Cela dit, la grogne envers le gouvernement Charest est totalement justifiée, mais je l'appuie concernant cette hausse. Assez étonnamment, dans mon entourage aussi ces commentaires sont fréquents, mais les gens n'osent pas afficher leurs couleurs par crainte de représailles de quelques têtes brûlées. Fait assez troublant en démocratie, n'est-ce pas?

Mon père était fils d'agriculteur et rien ne prédisposait à quitter sa campagne natale pour aller étudier à Trois-Rivières dans les années 60: pas de ressources familiales, pas d'argent, personne dans son entourage ayant étudié au cégep ou à l'université. Seulement sa vision que l'éducation pouvait améliorer sa situation.

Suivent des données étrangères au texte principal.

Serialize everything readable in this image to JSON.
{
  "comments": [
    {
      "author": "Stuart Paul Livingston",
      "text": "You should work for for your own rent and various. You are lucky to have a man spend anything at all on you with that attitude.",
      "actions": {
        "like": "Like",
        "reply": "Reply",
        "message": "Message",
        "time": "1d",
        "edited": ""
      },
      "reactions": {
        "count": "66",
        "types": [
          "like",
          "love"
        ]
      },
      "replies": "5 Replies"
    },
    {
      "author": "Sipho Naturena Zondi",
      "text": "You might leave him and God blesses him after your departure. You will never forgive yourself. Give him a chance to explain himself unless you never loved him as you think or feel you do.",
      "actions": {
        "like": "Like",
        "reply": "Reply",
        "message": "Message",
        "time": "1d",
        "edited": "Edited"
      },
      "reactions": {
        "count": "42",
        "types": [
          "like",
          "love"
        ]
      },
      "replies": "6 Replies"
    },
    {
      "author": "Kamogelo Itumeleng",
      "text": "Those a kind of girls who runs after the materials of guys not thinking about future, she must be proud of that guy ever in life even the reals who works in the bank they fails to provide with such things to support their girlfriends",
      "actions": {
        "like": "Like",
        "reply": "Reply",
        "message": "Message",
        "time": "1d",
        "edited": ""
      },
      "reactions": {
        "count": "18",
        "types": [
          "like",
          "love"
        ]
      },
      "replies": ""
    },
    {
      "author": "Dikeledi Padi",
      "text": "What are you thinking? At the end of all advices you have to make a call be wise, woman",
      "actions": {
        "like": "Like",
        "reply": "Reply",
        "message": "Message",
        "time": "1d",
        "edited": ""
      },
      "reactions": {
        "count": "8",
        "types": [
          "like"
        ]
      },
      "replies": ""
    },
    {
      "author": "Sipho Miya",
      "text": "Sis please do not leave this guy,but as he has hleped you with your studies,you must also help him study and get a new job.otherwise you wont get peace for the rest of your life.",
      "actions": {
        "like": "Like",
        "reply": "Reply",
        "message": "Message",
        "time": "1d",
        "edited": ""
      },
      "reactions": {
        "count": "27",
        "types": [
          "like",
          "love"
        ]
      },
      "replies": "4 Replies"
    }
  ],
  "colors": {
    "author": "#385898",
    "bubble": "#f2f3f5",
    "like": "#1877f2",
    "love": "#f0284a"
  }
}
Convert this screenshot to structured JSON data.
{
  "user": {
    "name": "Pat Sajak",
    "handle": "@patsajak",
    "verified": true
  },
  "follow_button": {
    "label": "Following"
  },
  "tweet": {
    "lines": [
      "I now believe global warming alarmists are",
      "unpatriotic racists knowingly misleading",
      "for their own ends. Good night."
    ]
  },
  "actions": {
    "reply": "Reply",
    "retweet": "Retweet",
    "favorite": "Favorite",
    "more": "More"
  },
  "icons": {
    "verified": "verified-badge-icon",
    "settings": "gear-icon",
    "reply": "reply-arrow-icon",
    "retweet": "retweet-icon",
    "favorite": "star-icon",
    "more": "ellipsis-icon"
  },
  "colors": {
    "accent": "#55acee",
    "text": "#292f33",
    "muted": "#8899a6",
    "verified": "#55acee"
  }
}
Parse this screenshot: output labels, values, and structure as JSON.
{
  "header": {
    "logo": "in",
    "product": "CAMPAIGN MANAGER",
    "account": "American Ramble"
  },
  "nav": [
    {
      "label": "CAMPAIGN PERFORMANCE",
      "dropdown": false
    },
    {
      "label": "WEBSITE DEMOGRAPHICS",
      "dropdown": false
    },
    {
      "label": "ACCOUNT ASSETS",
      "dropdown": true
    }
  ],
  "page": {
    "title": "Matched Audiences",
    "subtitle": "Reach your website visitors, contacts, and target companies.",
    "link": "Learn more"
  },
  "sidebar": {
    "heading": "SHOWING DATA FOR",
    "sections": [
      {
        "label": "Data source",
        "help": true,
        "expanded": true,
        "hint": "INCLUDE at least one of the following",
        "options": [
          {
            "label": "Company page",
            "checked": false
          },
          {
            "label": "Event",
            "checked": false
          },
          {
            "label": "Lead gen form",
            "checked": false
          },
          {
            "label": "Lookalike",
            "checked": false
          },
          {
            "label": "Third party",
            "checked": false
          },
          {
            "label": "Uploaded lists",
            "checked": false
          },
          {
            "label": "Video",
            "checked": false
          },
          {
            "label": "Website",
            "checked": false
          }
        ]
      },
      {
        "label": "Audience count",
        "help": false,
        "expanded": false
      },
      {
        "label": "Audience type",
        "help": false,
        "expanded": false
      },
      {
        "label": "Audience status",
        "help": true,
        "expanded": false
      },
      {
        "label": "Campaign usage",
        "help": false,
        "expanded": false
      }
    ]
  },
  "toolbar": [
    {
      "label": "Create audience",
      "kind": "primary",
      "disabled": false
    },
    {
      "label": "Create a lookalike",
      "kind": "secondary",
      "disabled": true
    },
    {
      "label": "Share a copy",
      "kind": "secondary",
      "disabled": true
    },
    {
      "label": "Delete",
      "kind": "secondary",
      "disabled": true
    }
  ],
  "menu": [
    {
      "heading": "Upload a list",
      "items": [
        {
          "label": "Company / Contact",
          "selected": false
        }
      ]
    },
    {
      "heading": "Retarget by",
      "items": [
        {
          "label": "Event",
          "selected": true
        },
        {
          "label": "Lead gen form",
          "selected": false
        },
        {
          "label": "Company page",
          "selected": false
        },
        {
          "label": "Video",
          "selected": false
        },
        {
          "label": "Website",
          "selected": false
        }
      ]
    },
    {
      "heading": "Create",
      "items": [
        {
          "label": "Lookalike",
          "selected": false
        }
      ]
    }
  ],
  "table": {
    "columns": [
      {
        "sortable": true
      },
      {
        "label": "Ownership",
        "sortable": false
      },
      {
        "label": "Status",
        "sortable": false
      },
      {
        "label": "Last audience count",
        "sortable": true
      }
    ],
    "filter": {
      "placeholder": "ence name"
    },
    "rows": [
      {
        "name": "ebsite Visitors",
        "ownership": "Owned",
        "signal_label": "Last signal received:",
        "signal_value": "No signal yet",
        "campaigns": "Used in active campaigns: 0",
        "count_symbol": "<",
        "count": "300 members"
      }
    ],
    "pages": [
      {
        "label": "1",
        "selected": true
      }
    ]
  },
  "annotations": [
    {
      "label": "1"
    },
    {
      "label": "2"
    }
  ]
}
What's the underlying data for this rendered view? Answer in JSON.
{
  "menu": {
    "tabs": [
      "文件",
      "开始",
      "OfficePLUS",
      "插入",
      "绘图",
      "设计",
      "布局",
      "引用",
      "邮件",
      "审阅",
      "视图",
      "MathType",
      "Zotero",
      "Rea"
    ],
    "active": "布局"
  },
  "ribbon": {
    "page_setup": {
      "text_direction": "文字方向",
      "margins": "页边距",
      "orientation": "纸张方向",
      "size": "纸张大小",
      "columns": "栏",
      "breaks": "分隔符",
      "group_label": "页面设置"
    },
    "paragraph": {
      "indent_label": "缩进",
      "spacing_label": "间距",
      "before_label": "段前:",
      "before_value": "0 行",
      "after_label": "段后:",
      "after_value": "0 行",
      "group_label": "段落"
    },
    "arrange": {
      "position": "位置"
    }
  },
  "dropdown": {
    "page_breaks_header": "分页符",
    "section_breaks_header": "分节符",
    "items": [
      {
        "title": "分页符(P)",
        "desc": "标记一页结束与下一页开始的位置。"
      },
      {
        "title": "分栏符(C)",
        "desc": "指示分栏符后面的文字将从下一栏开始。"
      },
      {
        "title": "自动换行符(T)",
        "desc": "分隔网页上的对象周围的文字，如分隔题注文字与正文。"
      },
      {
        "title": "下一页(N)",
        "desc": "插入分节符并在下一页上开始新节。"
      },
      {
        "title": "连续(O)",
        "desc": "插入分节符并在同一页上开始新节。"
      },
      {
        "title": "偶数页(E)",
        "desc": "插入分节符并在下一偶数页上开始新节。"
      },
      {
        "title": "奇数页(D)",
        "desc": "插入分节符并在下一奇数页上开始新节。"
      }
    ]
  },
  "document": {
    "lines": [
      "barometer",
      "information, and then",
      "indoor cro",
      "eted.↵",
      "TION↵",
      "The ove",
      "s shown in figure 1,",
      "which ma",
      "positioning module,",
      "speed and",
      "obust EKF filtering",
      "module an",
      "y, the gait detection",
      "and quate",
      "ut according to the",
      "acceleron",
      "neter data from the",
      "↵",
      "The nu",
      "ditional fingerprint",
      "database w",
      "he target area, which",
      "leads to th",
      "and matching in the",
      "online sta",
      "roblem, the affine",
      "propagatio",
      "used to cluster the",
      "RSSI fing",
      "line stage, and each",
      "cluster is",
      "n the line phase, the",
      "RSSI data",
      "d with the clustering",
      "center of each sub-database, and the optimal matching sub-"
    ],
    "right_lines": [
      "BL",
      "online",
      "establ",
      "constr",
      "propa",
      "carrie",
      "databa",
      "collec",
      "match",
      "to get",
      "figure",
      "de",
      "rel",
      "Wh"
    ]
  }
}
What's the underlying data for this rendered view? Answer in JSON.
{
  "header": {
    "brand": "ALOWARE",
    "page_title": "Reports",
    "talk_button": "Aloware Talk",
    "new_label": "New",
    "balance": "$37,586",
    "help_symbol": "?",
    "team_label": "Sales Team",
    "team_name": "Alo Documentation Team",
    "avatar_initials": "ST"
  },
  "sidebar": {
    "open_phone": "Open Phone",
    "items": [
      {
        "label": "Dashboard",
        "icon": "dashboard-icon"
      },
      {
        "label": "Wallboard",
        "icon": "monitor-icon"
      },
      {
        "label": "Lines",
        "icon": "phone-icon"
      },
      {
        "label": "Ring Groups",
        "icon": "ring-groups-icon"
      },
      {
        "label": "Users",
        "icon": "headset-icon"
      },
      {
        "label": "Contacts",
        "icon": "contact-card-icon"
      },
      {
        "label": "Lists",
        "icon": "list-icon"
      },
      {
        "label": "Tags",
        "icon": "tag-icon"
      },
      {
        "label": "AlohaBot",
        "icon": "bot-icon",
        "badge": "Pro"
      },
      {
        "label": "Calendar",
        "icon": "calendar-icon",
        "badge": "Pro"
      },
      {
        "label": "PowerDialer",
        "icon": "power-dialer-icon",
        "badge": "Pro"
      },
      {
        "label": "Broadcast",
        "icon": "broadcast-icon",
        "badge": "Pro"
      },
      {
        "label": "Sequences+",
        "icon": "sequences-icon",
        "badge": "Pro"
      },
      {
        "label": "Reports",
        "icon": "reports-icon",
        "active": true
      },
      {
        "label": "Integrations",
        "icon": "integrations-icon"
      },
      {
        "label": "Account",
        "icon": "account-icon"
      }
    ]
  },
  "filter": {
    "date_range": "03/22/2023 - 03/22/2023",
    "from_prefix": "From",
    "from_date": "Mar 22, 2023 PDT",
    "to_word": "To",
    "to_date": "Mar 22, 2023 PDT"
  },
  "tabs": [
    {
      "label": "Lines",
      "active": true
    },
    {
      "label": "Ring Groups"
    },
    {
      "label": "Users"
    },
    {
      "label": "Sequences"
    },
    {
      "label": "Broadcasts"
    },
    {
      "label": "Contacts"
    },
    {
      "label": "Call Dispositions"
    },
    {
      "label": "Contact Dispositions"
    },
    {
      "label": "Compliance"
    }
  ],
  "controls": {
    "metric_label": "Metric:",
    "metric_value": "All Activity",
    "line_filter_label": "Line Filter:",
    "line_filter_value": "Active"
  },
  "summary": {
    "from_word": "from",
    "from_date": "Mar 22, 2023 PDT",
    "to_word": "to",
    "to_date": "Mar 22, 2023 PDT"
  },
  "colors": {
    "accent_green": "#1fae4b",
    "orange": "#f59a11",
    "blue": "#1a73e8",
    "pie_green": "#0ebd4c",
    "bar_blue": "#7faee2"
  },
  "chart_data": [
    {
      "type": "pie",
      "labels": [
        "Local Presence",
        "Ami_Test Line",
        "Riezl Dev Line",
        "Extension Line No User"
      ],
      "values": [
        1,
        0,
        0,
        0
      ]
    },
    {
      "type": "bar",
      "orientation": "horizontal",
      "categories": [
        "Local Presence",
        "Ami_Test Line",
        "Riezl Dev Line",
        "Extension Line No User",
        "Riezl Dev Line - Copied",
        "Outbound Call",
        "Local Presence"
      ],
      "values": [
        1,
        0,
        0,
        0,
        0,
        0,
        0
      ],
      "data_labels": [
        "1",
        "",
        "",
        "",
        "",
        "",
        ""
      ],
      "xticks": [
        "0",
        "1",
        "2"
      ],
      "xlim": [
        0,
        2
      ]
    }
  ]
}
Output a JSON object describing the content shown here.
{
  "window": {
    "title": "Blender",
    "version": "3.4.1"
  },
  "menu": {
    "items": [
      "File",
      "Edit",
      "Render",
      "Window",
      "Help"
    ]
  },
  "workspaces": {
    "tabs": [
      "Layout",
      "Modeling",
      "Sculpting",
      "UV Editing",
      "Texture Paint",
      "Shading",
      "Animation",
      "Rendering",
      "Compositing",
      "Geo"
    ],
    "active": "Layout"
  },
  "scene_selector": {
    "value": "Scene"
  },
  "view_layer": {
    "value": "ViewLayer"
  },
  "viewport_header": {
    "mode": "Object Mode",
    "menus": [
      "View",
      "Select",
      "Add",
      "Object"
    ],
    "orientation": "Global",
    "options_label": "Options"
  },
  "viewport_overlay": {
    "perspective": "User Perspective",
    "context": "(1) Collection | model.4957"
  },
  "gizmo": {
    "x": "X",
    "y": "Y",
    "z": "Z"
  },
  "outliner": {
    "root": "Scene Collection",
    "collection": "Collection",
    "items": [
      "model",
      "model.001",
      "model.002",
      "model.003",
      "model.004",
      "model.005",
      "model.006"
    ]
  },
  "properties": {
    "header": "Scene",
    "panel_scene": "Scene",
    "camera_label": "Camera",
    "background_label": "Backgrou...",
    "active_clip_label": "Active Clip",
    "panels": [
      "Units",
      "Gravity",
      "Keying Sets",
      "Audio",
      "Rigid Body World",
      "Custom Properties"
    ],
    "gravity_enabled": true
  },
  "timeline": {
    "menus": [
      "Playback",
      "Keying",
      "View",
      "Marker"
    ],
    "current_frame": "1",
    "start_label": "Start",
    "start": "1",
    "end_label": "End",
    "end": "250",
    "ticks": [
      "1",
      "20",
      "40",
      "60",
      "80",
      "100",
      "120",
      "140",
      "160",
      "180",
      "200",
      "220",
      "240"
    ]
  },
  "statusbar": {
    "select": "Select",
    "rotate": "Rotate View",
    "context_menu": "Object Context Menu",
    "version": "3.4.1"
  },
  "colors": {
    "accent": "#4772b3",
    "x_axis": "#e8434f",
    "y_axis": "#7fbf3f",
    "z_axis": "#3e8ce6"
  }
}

Je n'ai donc aucun mérite - à part celui d'avoir étudié fort et réussi mon bac - pour la vie que je mène et le fait que je gagne bien ma vie en faisant le métier que j'aime. Tout le mérite revient à mon père (et à ma mère bien entendu, ne faisons pas de jaloux!). Cette lettre est donc son cadeau... et je lui cuisinerai certainement aussi un shortcake aux fraises pour accompagner le tout.

Je t'aime papa, merci.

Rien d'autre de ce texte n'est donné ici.